2102324The New International Encyclopædia — Kankakee (city)

KANKAKEE. A city and the county-seat of Kankakee County, Ill., 50 miles south of Chicago; on the Kankakee River, and on the Cleveland, Cincinnati, Chicago, and Saint Louis, the Illinois Central, the Indiana, Illinois and Iowa, and other railroads (Map: Illinois, E 2). The river, broad and deep at this point, furnishes excellent water-power, which is used for manufacturing purposes, as well as for generating electricity for city lighting and the operation of street railways. The most important manufactures are plows, buggies, starch, and iron beds. There are also carriage and wagon factories, grain-elevators, stone-quarries, household furnishings, and ornament works, brick and tile works, and establishments producing nails, foundry and machine-shop products, wire, flour, mattresses, cigars, etc.
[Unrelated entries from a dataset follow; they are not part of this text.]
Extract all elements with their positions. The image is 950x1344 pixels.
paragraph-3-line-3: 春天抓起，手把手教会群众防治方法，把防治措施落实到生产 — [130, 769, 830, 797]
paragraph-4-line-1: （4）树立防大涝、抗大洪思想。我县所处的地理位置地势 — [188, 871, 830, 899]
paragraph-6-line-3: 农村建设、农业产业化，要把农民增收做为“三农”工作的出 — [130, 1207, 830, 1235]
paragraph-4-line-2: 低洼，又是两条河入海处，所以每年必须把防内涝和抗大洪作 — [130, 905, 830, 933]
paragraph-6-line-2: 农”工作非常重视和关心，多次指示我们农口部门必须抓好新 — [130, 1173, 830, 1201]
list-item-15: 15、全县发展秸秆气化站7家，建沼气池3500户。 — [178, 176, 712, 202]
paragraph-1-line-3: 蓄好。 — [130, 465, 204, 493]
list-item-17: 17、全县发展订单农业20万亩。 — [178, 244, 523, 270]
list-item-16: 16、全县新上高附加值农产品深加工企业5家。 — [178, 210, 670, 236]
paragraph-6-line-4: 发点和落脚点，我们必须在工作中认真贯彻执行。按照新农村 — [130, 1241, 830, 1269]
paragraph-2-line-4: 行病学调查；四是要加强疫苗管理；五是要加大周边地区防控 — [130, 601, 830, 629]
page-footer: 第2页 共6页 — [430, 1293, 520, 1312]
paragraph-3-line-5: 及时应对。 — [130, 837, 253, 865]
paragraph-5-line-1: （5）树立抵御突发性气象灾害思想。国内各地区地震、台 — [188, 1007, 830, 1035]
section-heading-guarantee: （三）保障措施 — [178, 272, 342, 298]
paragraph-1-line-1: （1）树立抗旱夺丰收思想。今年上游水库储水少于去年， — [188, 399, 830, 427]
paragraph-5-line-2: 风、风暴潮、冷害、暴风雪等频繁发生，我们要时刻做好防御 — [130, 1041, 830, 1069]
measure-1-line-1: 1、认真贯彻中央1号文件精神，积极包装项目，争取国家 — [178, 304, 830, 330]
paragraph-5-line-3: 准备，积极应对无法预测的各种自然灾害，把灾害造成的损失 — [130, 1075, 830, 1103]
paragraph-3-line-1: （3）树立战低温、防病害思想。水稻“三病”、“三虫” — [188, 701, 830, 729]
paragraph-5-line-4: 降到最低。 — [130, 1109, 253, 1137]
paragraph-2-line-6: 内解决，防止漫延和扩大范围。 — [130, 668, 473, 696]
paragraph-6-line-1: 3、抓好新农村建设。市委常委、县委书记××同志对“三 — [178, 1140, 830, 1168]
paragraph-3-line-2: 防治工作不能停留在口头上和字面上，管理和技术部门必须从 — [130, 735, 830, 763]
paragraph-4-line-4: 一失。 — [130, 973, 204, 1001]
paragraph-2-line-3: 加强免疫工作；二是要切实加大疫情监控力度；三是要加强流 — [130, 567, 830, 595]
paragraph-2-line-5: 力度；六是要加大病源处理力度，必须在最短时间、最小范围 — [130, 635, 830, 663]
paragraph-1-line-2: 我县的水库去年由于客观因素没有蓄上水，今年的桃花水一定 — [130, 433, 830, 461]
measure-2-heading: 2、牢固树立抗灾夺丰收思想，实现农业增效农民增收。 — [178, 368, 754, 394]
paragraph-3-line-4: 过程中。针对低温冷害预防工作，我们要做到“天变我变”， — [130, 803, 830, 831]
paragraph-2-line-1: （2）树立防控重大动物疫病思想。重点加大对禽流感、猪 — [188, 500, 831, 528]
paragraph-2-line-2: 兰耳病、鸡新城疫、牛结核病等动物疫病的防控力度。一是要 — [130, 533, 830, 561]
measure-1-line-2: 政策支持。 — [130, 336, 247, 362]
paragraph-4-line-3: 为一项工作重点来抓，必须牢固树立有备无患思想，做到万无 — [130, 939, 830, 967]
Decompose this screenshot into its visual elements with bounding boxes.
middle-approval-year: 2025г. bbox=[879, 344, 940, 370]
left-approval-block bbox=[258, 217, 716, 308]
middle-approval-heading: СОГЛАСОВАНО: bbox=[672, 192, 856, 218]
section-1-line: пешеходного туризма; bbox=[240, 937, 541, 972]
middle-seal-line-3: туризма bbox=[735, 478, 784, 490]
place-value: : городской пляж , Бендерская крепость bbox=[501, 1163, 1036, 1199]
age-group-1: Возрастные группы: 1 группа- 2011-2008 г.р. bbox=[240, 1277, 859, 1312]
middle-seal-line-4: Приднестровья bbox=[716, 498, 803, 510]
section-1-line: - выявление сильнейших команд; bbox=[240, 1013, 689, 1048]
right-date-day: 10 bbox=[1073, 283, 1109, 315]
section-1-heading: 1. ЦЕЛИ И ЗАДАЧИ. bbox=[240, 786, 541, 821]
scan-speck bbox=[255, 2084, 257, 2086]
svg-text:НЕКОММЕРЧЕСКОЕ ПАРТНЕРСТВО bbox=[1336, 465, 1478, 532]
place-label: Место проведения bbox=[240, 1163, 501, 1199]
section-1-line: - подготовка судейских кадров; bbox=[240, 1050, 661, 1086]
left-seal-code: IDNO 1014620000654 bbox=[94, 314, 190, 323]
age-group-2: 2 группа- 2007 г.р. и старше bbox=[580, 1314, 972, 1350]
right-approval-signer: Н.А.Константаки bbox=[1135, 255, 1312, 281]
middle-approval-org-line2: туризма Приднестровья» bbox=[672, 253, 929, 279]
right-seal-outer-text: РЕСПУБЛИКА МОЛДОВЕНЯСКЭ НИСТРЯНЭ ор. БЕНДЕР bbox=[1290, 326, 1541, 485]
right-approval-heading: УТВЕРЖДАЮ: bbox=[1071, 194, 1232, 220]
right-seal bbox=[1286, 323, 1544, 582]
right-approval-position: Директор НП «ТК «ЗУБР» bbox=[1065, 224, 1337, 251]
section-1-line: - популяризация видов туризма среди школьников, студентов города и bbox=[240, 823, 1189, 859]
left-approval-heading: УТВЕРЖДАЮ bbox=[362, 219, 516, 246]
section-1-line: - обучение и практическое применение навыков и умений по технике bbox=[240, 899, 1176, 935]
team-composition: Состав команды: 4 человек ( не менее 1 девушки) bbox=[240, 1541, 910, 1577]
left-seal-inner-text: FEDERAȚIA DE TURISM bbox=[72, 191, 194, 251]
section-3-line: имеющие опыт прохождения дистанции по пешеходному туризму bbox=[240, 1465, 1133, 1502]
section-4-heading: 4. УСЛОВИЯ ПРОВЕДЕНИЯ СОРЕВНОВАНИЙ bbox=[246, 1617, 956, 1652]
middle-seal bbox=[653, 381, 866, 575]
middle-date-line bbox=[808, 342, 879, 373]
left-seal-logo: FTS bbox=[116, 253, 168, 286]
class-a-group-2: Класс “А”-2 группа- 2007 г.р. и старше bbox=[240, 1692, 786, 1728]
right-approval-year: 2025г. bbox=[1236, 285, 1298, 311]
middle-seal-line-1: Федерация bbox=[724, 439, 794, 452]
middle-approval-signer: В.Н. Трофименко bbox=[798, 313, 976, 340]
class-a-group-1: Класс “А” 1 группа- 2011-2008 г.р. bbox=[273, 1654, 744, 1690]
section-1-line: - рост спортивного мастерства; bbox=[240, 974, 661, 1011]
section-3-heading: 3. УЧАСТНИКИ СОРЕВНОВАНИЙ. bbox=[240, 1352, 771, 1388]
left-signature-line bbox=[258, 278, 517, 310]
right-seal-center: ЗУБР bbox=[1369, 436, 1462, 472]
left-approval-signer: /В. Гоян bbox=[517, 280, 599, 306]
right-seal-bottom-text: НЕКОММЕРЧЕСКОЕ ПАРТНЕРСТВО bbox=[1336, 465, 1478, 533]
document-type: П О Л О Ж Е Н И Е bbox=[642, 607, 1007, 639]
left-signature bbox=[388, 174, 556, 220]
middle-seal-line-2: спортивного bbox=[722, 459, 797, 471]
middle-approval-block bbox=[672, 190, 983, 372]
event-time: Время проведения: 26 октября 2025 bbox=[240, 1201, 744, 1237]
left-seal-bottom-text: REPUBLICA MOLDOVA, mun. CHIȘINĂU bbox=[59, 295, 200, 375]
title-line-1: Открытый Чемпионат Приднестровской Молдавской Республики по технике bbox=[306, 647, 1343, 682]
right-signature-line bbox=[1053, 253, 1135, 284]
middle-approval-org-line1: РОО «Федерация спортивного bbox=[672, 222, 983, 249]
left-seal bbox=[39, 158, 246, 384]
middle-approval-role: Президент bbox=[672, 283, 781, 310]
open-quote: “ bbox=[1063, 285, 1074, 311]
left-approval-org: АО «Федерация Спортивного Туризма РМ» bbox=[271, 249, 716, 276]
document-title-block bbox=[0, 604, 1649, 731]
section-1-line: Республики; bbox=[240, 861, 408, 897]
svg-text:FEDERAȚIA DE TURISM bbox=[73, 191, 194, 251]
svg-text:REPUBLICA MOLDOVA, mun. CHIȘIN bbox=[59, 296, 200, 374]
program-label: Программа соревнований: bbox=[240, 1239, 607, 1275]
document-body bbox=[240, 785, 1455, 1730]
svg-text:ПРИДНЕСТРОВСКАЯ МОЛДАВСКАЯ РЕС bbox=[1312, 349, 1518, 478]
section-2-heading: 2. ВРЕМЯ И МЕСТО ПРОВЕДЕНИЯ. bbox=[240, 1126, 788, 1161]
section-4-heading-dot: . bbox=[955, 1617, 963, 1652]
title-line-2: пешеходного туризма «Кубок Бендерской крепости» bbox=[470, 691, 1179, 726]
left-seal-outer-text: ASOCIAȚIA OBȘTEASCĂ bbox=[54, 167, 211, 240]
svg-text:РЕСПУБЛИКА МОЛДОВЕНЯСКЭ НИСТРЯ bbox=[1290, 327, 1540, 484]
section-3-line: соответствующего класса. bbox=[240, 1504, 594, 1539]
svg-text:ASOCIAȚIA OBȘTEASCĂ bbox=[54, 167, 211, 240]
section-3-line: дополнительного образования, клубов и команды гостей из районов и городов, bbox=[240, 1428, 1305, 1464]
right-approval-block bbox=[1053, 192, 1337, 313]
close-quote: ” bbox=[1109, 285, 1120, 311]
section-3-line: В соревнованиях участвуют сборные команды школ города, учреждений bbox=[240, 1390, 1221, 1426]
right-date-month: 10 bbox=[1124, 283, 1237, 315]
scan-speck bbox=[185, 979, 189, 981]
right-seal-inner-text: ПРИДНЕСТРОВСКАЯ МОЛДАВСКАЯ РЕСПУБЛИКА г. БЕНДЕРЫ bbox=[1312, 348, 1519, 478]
Kankakee has also considerable commercial importance as a distributing centre. The Eastern Illinois Hospital for the Insane, accommodating 2300 patients, is situated here. Other fine structures are the arcade and opera-house, public library, high school, county jail, Conservatory of Music, and Y. M. C. A. building. Electric and Athletic parks are the two principal pleasure-grounds. At Bourbonnais Grove, a suburb three miles distant, is Saint Viateur's College, with about 300 students, one of the most prominent Roman Catholic divinity schools in the West. Settled in 1853, Kankakee was incorporated in the following year. The government, as provided by the charter of 1892, revised in 1895, is vested in a mayor, chosen every two years; a unicameral council, which elects boards of health and of local improvements and the customary administrative officials. Population, in 1890, 9025; in 1900, 13,595.